Sep. 24th, 2012

chalcedony_cat: fan from the v&a (Default)
Joy and I have now experienced the Delights of Public Transit, and I mean that without any sarcasm -- there's a big difference between living in a very pleasant town that has some bus service, and living around the corner from a light rail station that has trains every 20 minutes. She tried it out yesterday with her dad (they brought me bizarre and delicious doughnuts!), and was really eager to go again, and I wanted to see how it would be to take transit to the previously mentioned ginormous library, so off we went!

It's a pleasant walk, really just around the corner, although the station itself is in the middle of a busy freeway and quite noisy. Joy put her hands over her ears, waited patiently for the train, then showed me how to get on and told me that there was No Standing while it was moving. We sat and looked out the windows together, and commented on all the stops (only a few) and what interesting things might be at them. Then we got off (with another reminder from Joy that we had to wait until it was Not Moving), and walked the few blocks to the library. There was random public art on the way which Joy ran up to and stroked and admired, and a lot of students, and many little restaurants and coffee shops and movie posters and theatre posters and pots of flowers, all of which had to be duly examined and accounted for. We were thus not walking very fast, but at 8 months pregnant I was glad about that rather than frustrated.

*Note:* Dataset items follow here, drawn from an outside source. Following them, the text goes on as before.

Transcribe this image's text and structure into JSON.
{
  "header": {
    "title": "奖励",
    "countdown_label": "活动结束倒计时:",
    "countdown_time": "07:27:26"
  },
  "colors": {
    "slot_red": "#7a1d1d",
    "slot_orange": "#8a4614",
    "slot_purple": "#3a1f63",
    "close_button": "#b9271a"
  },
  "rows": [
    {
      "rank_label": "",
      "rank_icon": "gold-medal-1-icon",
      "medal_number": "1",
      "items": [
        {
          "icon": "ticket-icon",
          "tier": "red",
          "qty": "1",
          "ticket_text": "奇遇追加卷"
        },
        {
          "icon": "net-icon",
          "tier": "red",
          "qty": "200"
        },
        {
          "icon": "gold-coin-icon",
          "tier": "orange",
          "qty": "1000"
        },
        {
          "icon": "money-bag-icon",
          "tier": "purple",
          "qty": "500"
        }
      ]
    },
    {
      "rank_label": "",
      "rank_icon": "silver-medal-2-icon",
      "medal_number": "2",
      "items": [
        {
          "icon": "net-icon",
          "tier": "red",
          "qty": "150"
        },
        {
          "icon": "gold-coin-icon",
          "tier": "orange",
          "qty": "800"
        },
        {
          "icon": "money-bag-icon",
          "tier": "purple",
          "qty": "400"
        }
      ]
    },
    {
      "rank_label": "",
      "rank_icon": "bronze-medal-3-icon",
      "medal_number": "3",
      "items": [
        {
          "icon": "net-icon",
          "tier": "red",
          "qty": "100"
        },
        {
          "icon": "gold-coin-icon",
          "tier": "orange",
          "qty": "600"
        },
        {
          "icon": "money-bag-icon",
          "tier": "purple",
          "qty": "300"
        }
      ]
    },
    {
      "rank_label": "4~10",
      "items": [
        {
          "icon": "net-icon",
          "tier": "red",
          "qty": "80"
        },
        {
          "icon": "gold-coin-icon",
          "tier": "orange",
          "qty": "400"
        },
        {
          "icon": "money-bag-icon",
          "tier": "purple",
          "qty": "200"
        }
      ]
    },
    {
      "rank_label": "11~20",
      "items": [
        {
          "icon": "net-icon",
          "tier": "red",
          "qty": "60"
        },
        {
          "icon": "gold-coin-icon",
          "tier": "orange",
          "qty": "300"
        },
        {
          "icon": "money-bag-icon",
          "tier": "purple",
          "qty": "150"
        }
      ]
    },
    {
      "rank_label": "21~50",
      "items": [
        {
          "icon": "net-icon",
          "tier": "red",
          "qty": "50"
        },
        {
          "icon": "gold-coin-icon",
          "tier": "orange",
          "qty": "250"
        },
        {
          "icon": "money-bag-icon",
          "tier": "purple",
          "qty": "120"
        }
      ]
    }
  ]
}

The university itself is not so large, space-wise -- a few square blocks in a downtown -- but the edge that we walked along had a beautiful old building, and then, oh, the library. I'd tried to explain to Joy that it was really big compared to our old local library, but as we walked closer and I pointed out the 8-story building to her, she looked up... and up... and up... and said, "Mommy, that really is pretty big!" Nor did the inside disappoint; not only do they have a children's room on the ground floor, but the first few levels are connected by Joy's current favourite machinery: escalators. Given that we spent something like 45 minutes at IKEA a week ago riding up & down escalators I was a little worried about how this would go, but she was perfectly happy to escalate up to where we needed to switch to elevators, then go up in the elevator to the floor where PR (inevitably my favourite section of a library-of-congress catalogued library) was lurking. As it turned out this was the Silent Study Floor, so I was a bit worried, but Joy handled it admirably, keeping her voice at a whisper and looking at skylights flooding study areas with sunshine, rows of books all the same colour (whispered: "Why are they all red? Red is my favourite!") and then the amazing view across the city as I quickly grabbed a few books before she ran out of patience. Then we went back down and checked out the kid's room, which is not so exciting compared to our old one, but the fact that they have a kid's room at all is pretty astonishing to me, and Joy was happy to do the puzzles and pick out a book by Jane Yolen with bad dinosaur jokes in it before we walked back to transit and went back home.

The books I got were the first volumes of two different editions of Byron's letters (because of an entertainingly snide essay by Maurice Hewlett), three novels by 'Miss Read' who is my other (non-Wentworth) comfort reading at the moment, Rab and His Friends because of an essay praising it by "someone I don't know his name" (as Joy would say, by which I mean I can't recall the author right now), and a novel by Grant Allen that advertised itself on the back as being detective fiction & thus overcame the aversion created by having read The Woman Who Did a few years back. A very random mix, but oh it was beyond words wonderful to be in the stacks of a real library with sunshine and book smell and tens of thousands of books I might want to read. I am an unfortunately unpicky reader in my strange way; I'm willing to try anything old, because even if it drive me nuts (see The Woman Who Did) or is completely discredited history or betrays horrible ideological failure on the part of the author (everything written by Maria McIntosh), I feel like I'm learning something about the past by reading it with a critical mind. Everything is grist to my mill, I suppose, even if I am not exactly sure what I plan to do with the mill itself. Maybe go get a PhD in English Lit after all; it seems a shame not to do something I love so much simply because there is no practical outcome foreseen.